Todd Gould has a simple goal: understanding what specialized mental health patients want in their recovery, and working with care providers to support those wishes.
For six years, GRH’s Freeport Campus has hosted a specialized mental health program supporting patients with longer-term mental health needs.
A registered nurse by profession, Todd Gould has been with the program since day one. He has provided support to patients, families as well as care providers.
Now as a team leader, Todd uses the experience he gained from widely-ranging roles to help connect patients and care professionals and use creative solutions to support recovery.
What does your day-to-day work involve?
A little bit of everything to be frank. My primary focus as a team lead is on patients, their goals and their recovery plans. I make it my business to be aware of the goals and barriers of the clients on the unit and communicate that to nursing and allied staff. I try to be the continuity point between staff and client recovery.
Why did you choose to get involved in mental health care? What kind of roles have you held over the years?
I had a placement at GRH’s child and adolescent inpatient psychiatry unit in my fourth year of nursing and connected with the clientele and the challenges that they were experiencing. Being able to help people and to help find hope is really empowering and something I really value.
I have covered a wide array of roles within mental health such as emergency room crisis assessment and acute inpatient (Homewood), community treatment (GRH assertive community treatment team), dementia and challenging behaviors (in the seniors unit at specialized mental health) and now team lead at specialized mental health. I am also one of the original staff members who were involved in the divestment process from Regional Mental Health London.
What do you enjoy about your role?
I enjoy working within the team at specialized mental health. We have a really diverse group of clients so creativity is a really important part of our recovery planning. The creative and collaborative part of my job keeps my day to day interesting to say the least.
What challenges you about your role, and how do you deal with it?
Our client group is very diverse so that in and of itself provides challenges.
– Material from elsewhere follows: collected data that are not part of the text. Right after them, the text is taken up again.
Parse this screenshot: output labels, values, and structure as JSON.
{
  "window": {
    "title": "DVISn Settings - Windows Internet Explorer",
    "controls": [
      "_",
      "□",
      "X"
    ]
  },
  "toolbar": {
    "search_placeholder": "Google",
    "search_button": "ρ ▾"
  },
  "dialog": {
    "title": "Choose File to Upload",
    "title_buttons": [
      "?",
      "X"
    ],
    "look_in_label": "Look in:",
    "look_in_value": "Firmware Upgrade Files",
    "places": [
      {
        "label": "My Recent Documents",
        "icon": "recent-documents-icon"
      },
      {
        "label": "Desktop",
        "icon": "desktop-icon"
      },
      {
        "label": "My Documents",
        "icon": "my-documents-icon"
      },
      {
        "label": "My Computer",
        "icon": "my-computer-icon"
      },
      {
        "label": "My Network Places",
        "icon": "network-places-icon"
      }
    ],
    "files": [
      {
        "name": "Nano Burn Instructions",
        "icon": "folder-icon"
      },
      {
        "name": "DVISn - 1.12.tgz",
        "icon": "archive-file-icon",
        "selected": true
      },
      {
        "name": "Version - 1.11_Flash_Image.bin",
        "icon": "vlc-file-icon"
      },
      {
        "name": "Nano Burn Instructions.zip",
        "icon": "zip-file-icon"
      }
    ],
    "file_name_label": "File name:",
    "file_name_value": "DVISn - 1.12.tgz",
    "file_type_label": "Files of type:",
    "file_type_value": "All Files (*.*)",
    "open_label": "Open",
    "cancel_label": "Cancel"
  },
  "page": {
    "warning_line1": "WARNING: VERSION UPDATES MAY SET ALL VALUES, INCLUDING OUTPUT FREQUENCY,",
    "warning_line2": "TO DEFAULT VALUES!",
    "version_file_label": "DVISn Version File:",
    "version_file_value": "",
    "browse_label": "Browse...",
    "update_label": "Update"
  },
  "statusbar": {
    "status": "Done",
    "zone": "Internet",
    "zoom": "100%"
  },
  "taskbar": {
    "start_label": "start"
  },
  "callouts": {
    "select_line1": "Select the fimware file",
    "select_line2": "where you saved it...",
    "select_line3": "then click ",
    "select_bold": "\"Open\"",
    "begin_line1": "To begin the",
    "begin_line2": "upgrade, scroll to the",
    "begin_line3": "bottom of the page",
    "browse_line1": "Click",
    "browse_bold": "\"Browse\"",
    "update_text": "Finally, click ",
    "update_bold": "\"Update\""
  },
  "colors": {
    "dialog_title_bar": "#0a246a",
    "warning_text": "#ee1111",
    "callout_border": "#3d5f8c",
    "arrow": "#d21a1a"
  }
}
Also we are a regional program and are responsible to the entire local health integration network, so coordinating and connecting with services in different areas looks very different. Someone may have access to a community service in one area and it simply may not exist in another.
Also , to be frank, as a large portion of our population ages not only are we faced with new challenges for our clients (with things like dementia and medical concerns complicating things) but also limited housing opportunities.
What do you think makes specialized mental health important and unique?
I think that what makes specialized mental health unique is really the clients. Their needs and goals really drive us into non-traditional territory often.
Why we are important is that as a tertiary care program we are supported to be less traditional when other areas of mental health may not be.